Managing Citizenship, Security, and Rights: Regulating Marriage Migration in Europe and North America
This research investigates the ways in which marriage migration has become the object of intense state scrutiny, and the site of political interventions in the past twenty years, as family-related migration became the main legal mode of entry in the United Kingdom, France, the Netherlands, Canada, and the United States. Such interventions have taken different forms, and have become increasingly debated. Indeed, the policy focus on marriage migration seems to pit what many deem to be a fundamental principle in Western democracies, namely the right to family life (at least for established citizens), against calls and pressures for tightened migration policies, invoked in the name of security.
This begs three crucial questions: why are these countries now preoccupied with marriage migration, and how do such preoccupations translate into actual policies? How can we make sense of the apparent antinomy between the rationality of bureaucratic regulations of marriage migration, and emotions such as love, that are presumed to represent a form of “moral gatekeeping” (Wray, 2006) integral to the validity of the relationships being assessed by state officials? Finally, what are the consequences of policing marriage migration and family reunification on the lives of migrants, but also non-migrants wishing to reunite with their loved ones?
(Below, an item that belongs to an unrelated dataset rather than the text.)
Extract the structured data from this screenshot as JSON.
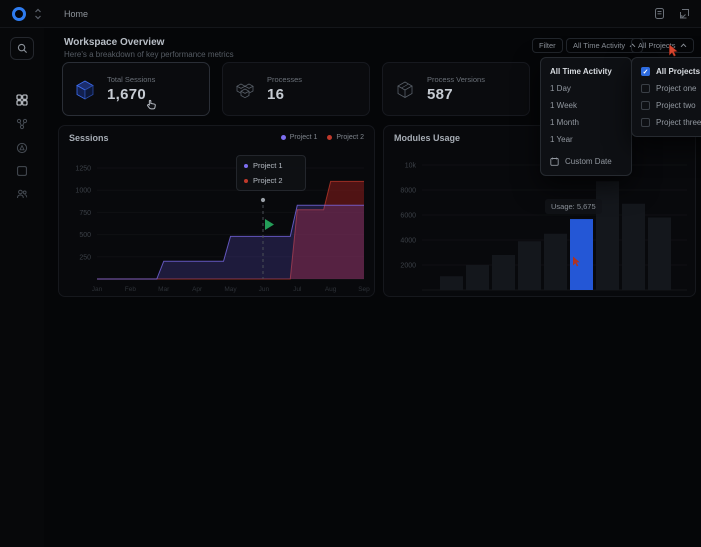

To answer these questions, this project is informed by disciplines as varied as law, critical security studies, feminist and queer studies, and anthropology. Through interdisciplinary lenses, it pays attention to the unfolding dynamic between a constellation formed by the three key concepts/sites of “security”, “citizenship” and “rights”. Our research interrogates the changing shape of their meaning and their recognition that emerges through their interrelationship in marriage migration management practices: how do understandings of citizenship affect how security gets conceptualized and enforced? How do expectations of romantic love can become tied to ideas of citizenship? How do specific rights to family also affect what it means to be a citizen, and can exclude who can be counted as one?